I’m going to look at different EDIFACT message features that could be manipulated to achieve this. Read my earlier BAPLIE messaging blog for a primer.
EDIFACT is the messaging system that deals with who/what/where/when in relation to a container. Without EDIFACT, containers don’t move
Let’s say you want to identify a container with valuable cargo and re-route it somewhere
You’ll need to understand quite a few different message formats, but the whole process is easily automated:
COSTOR: for a packing or unpacking facility to stuff (pack) a shipping container with goods
COPARN: an order to release, to make available, to accept, to call down containers or to announce the impending arrival of containers
COREOR: to release import/export containers.
COARRI: discharge (unload) or load containers from a ship
CODECO: reporting containers arriving at or leaving a container terminal (‘gate in’ / ‘gate out’)
There are plenty of other messages that deal with other parts of the shipping process, such as MOVINS, but the interesting part of all the above messages is the LOC or ‘location’ segment.
If you can change this, you change where the container goes!
Changing cargo destination
The LOC location code is used in many places in EDIFACT messaging. Here’s the specification:
0200 LOC Place/location identification
A segment to identify a location or country related to the equipment, such as: – stowage cell – (final) place/port of discharge – transhipment place – place of delivery – country of origin/destination.
If you read a sample message, you’ll find LOC used for stating for example:
- The location of where a message was sent from (the physical office/factory address, not the EDI terminal address)
- A location where customs might be required
- Where a container was hired from and where it was off-hired
- Transport destinations for calculating freight charges.
- Place of registry, e.g. for the source of bank payments
For the purpose of theft, one might attempt the following:
- Send a COPRAR message to have the container discharged (offloaded) at the wrong port.
- Send a COPINO message to alert the container terminal that a land based carrier (truck!) will be arriving at a certain time to collect the container.
- Wait for the CODECO message from the terminal to state that the stolen container has left the port.
In each case, the LOC code can modified to suit the rogue destination. I believe the relevant codes in a COPRAR message are in segment 0270:
In the COPINO message, it’s likely to be segment 0120 that needs to be modified.

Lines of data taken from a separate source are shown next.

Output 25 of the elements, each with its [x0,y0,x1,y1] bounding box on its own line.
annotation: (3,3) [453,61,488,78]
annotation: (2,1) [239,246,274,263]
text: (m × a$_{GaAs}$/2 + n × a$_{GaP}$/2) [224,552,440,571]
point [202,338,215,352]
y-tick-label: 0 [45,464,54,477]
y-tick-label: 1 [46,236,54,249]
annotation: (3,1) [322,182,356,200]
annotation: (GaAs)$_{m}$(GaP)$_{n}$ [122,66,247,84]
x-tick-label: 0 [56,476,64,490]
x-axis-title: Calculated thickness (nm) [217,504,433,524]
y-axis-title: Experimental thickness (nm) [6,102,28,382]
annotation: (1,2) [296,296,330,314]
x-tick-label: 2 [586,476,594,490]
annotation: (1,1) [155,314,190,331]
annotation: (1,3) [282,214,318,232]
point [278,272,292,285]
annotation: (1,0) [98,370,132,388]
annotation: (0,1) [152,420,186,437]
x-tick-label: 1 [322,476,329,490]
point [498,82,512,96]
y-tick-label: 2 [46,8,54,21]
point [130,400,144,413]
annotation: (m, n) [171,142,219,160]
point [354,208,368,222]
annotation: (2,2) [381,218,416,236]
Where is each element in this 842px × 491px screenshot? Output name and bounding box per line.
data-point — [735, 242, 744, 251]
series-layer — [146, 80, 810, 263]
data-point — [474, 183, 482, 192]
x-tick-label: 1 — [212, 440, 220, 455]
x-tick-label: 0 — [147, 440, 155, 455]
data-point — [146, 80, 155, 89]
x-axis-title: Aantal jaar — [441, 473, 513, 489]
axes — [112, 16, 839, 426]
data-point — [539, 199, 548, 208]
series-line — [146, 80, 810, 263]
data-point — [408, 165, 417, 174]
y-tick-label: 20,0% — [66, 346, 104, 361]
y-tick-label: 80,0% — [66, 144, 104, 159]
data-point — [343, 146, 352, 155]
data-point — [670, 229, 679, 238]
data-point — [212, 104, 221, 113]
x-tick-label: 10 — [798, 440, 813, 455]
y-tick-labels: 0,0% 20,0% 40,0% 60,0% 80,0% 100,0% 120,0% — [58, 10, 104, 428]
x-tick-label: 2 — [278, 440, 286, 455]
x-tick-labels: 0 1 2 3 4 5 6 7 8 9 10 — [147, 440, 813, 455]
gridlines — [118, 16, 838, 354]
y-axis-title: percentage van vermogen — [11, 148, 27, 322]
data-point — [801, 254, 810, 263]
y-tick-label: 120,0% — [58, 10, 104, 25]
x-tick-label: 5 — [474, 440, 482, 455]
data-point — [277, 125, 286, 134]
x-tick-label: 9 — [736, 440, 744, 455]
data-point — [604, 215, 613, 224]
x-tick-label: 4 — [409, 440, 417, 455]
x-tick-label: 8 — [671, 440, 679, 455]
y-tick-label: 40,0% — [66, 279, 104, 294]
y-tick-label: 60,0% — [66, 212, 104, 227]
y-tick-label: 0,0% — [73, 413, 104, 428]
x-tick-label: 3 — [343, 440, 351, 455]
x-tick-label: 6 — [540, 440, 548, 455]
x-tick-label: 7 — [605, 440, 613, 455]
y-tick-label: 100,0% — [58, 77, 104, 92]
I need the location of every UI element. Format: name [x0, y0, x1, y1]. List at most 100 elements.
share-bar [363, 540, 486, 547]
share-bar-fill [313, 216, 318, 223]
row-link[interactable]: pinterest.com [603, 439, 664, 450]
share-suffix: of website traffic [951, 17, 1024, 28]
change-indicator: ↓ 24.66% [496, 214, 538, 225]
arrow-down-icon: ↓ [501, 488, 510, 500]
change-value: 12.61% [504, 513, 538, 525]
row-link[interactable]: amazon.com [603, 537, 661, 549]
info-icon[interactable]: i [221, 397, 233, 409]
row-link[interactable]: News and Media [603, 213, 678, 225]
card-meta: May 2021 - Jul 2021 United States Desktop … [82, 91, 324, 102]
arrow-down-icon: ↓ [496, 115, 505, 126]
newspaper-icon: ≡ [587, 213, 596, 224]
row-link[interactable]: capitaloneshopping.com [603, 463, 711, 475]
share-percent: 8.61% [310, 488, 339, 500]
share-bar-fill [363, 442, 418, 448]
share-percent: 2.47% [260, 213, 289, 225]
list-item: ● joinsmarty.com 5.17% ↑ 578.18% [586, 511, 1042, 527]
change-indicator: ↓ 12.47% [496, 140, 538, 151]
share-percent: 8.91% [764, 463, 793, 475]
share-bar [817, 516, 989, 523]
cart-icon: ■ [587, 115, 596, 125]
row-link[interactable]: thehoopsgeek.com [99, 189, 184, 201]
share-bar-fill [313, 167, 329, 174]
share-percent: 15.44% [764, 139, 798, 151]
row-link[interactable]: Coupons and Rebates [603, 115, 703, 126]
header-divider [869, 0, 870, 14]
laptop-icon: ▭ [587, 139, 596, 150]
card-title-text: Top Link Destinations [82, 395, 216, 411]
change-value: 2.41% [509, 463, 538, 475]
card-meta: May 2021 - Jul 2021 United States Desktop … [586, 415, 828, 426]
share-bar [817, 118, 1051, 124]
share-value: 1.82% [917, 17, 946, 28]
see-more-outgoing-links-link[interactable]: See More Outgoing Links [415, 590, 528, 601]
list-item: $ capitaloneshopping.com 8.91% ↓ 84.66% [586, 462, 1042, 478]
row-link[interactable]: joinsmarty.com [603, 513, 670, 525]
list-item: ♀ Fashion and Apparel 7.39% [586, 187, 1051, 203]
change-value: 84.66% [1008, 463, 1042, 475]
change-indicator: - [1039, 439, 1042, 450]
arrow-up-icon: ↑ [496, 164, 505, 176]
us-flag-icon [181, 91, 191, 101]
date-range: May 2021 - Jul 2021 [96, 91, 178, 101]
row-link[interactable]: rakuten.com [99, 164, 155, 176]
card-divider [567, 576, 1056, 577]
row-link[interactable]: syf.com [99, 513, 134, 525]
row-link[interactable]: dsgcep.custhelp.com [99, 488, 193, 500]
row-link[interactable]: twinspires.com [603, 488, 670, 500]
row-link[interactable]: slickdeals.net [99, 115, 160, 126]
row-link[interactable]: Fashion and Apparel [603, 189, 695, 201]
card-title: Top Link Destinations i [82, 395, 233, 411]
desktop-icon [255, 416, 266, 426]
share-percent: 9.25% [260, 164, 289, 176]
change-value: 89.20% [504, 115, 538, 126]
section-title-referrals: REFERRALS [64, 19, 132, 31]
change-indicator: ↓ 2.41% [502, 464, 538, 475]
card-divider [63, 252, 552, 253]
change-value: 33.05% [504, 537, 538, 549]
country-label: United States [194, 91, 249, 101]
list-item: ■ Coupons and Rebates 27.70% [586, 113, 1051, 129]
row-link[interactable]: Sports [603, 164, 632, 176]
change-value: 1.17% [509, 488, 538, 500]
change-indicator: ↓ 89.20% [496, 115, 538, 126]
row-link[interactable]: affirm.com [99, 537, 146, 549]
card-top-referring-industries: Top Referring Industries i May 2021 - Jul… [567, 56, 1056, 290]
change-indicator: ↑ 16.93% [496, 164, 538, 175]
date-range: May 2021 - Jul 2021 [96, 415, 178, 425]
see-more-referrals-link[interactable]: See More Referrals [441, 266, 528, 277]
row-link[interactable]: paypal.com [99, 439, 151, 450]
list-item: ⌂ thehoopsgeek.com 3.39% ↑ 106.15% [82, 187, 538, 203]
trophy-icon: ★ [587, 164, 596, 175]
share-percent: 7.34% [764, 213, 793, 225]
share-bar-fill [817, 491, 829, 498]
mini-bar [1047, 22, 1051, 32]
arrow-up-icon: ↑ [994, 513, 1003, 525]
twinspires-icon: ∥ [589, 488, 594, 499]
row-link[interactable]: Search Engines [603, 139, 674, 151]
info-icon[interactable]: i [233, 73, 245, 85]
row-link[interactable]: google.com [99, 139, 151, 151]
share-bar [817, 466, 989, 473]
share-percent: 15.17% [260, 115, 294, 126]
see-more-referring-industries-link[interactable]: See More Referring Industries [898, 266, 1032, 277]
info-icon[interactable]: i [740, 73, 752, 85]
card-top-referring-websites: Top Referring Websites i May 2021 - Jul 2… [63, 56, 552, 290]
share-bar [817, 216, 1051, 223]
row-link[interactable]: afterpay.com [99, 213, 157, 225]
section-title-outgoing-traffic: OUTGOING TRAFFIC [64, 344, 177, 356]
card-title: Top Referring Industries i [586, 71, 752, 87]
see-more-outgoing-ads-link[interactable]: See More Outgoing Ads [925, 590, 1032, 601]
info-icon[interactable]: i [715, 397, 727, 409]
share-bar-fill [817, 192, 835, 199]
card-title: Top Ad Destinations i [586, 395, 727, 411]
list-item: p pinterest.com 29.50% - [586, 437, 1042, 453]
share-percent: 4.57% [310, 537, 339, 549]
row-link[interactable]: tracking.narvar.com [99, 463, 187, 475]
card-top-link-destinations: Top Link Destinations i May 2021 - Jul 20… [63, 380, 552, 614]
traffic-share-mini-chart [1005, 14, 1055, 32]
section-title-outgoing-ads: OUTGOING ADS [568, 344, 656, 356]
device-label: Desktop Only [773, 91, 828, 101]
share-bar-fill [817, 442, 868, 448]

Although the entire message system is so complicated that you’ll need to inspect each message to be certain of the correct code to modify.
Finally, the shipping destination message may need to have its NAD (name and address) field modified also.
One factor authentication
In most larger ports, there is a system of PIN codes that the truck driver needs to present in order for the cargo to be released. This is often managed using a mobile app to which the truck driver has access.
This was the crux of the legal case above: somehow someone had accessed the PINs and had presented the correct one.
However, if not appropriately secured, any electronic system that deals with the release codes could be compromised.
Message brokers: a mitigating factor?
Many organisations in the transport sector have developed their own ‘flavours’ of EDI messaging. As a result, it can be very complex customising your EDI message to suit each 3rd party.
Hence, numerous message brokers exist who specialise in converting your message in to one that your clients systems can understand.
This offers a layer of complexity, but not necessarily a layer of security. The hacker is still just changing your message, which is then converted by the broker.
It does however make it more difficult to intercept and modify messages once they’ve been sent to the broker service.
I don’t often say this, but there may be a case in this scenario for implementing a blockchain on a small scale to deal with container release.
That offers assured release and may reduce data processing overhead. That said, a well written and secured database could achieve similar without the need for blockchain.
The Port of Antwerp is already trialling a blockchain based release system. I’m very interested to see whether it delivers the promised cost savings and assurance, also to see if it delivers more than a regular app could do.
Any user of EDI messaging for anything financial, maritime or not, should check that their systems are secured from message manipulation and related fraud through container theft.
Ensure that two factor authentication using a PIN or other shared secret is operating effectively. Make sure that those PINs can’t be intercepted using the very system you use to share them.
Don’t just assume that your systems are secure; turn your thought processes upside down: think how you could use your knowledge to misroute or steal goods. Bring in experts to help you make very sure it can’t be done.
Ports particularly should be on high alert for container theft, containers being used to transport illegal goods and manifests being intercepted by pirates.